The Takeover Panel (Panel) has issued a public consultation paper, PCP 2017/2, setting out proposed amendments to the Takeover Code (Code) with regard to statements of intention by bidders and related matters. The key proposals include: prohibiting an offeror from publishing an offer document for 14 days from the announcement of its firm intention to make an offer without the consent of the offeree board; requiring offerors and offerees to publish reports on post-offer undertakings and intention statements given during the course of an offer; expanding the content requirements for offeror statements of intention with regard to the offeree’s business, employees and pension schemes and bringing forward the requirement for an offeror to make statements of intention at the time of its firm intention announcement. Comments on the consultation should reach the Panel by 31 October 2017.
For details see news, LNB News 19/09/2017 128.
In this analysis, Matthew Findley, partner and Jo Chattle, senior knowledge lawyer at Norton Rose Fulbright consider the impact of the government’s proposals detailing a number of reforms to the corporate governance regime, which include a requirement for quoted companies to publish details of the ratio between CEO pay and the average worker’s pay.
The analysis considers among other things: the government’s main proposals relating to executive pay; whether these proposals will be effective in combatting concerns over excessive executive pay; whether the proposed public register of companies that have encountered shareholder opposition of 20% or more in relation to pay awards will make any difference in practice; and proposals to extend the minimum corporate governance requirements to larger privately held companies.
For details see news analysis, Government reforms to corporate governance regime aim to enhance public trust.
The UK government has recently published this draft statutory instrument (SI) pursuant to the Small Business, Enterprise and Employment Act 2015. The SI relates to the assignment of receivables (ie invoices and other rights to be paid money under a contract). This is a mechanism by which businesses are able to raise finance based on money owed to them.
The proposed changes to be implemented by the SI provide that a term in a contract prohibiting the assignment of a receivable, or preventing the assignee from determining the validity or value of a receivable, or hindering their ability to enforce a receivable, have no effect.
For details see news, LNB News 18/09/2017 97.
The first piece of secondary legislation required for implementation of a new process for charitable companies and community interest companies (CICs) to convert into charitable incorporated organisations (CIOs) has been laid before Parliament.

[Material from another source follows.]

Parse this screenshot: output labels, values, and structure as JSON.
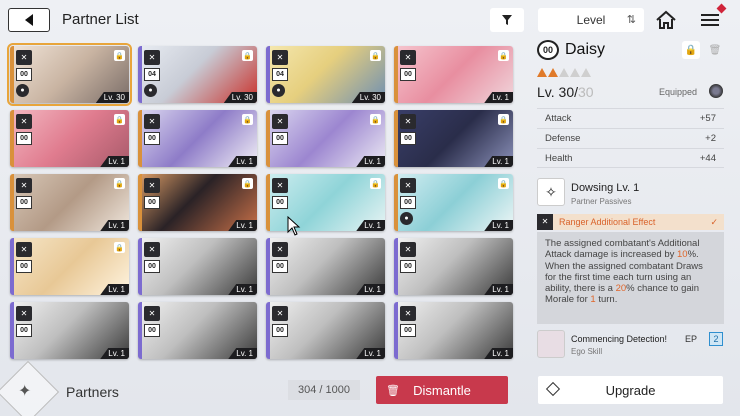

Currently there is no process for a CIC to convert into a CIO and limited provision for charitable companies to do so (involving setting up a new CIO, transferring assets and winding up the old charity). The Charitable Incorporated Organisations (Consequential Amendments) Order 2017 is the first of three instruments concerning CIO conversions. If passed, it will come into force on 1 January 2018..
The instrument allows a CIC the right to appeal a decision by the Charity Commission to refuse an application for its conversion into a CIO and the CIO's registration as a charity. Once it receives Parliamentary approval, the Charitable Incorporated Organisations (Conversion) Regulations 2017 and the Index of Company Names (Listed Bodies) Order 2017 will be laid before Parliament.
CIOs were introduced in 2013 as a new legal structure to meet the needs of small charities in England and Wales. The legal framework for CIOs is set out in the Charities Act 2011.
For details see news, LNB News 14/09/2017 89.
The government has published the Data Protection Bill which it believes will make data protection laws fit for the digital age. The bill will replace the Data Protection Act 1998 (DPA 1998) and sets new standards for protecting general data, giving people control over their own data and providing new rights to move and delete personal data. It will preserve existing exemptions which the government says have worked well in DPA 1998, to ensure businesses and organisations can continue to support research, financial and legal services, and journalism. It also includes specific measures to allow action against terrorist financing, money laundering and child abuse.
The main elements of the bill include: implementation of the General Data Protection Regulation (GDPR) standards across all general data processing; ensuring sensitive health, social care and education data can continue to be processed so confidentiality in health and safeguarding situations can be maintained; and providing appropriate restrictions to rights to access and delete data, to allow certain data processing activities currently undertaken to continue where there is a strong public policy justification.
The bill also includes exemptions for data processing in respect of: the processing of personal data by journalists for freedom of expression and to expose wrongdoing; certain data processing obligations where the persons are scientific and historical research organisations such as museums and universities if these obligations would impair their core functions; national bodies responsible for the fight against doping in sport where processing data to catch drug cheats; and the financial services sector in relation to the pricing of risk or data processing done on suspicion of terrorist financing or money laundering.
For details see news, LNB News 14/09/2017 105.